As published in Scotsman Guide's Residential Edition, July 2008.
When clients come to you looking to fund a tree house they're building as their primary residence, where do you turn?
What if they need funding for a houseboat? Or, perhaps more common, what if they want to build a foundation for their manufactured home on a large undeveloped lot?
These and other specialized property types typically need a great deal more scrutiny than a standard, single-family residence.
While traditional lenders' tightened underwriting guidelines are forcing mortgage brokers to turn away clients who don't meet the new standards, many brokers are finding another source for clients with specialized properties -- hard- money lenders.
Most brokers don't realize the opportunities they're missing every time they have to turn away clients. Even more frustrating is the fact that a lot of these turned-down clients likely would have been B-grade clients just two or three years ago.
For brokers who turn to hard money and understand which borrowers and specialized property types would benefit from it, however, the scenario could be different.
As traditional underwriting becomes more difficult, hard money continues to grow in popularity for hard-to-place loans.
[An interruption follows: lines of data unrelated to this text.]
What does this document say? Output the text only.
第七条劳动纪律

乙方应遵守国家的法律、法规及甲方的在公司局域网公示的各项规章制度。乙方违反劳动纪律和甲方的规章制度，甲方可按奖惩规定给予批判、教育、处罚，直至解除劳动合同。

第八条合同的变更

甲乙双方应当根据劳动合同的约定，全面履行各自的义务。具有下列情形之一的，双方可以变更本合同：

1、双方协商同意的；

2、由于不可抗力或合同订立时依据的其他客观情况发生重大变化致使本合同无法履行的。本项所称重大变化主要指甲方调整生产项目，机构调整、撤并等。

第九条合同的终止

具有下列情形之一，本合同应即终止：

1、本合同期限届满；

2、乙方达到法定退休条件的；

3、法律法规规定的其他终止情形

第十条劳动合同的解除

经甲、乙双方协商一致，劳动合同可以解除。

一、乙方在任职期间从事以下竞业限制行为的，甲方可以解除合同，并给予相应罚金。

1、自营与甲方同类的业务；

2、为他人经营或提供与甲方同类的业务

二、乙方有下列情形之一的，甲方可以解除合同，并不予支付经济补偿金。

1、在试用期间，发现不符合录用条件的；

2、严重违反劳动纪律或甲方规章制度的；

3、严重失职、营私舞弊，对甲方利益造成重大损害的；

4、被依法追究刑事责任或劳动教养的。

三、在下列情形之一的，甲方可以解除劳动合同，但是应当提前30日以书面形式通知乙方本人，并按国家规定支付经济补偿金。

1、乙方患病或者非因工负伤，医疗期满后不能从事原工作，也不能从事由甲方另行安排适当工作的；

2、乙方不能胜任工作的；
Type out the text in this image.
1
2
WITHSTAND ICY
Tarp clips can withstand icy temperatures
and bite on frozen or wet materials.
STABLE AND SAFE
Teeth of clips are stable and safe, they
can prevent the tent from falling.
For brokers faced with these types of deals, it helps to identify which loans are a good fit for hard- and private-money lenders and to know what factors to consider when working with these borrowers and property types.
Defining hard money
The hard-money industry is countercyclical to primary lending trends. In 2004 and '05, for example, hard-money lending wasn't a popular option for borrowers financed by traditional lenders -- often, for sums they couldn't afford and with collateral that didn't have equity. Now that the market at large is suffering from the effects of these practices, the hard-money industry has regained some bustle.
The hard-money industry has an unfortunate and inaccurate cloud over its head. Although its borrowers likely were declined elsewhere -- most often, they don't fit into the standard industry mold -- these borrowers aren't necessarily poor. And just because hard-money lenders charge a point or 2 more than conventional lenders doesn't make them evil loan sharks. In fact, many hard-money lenders take pride in protecting their clients' equity, rather than leveraging their property to the hilt.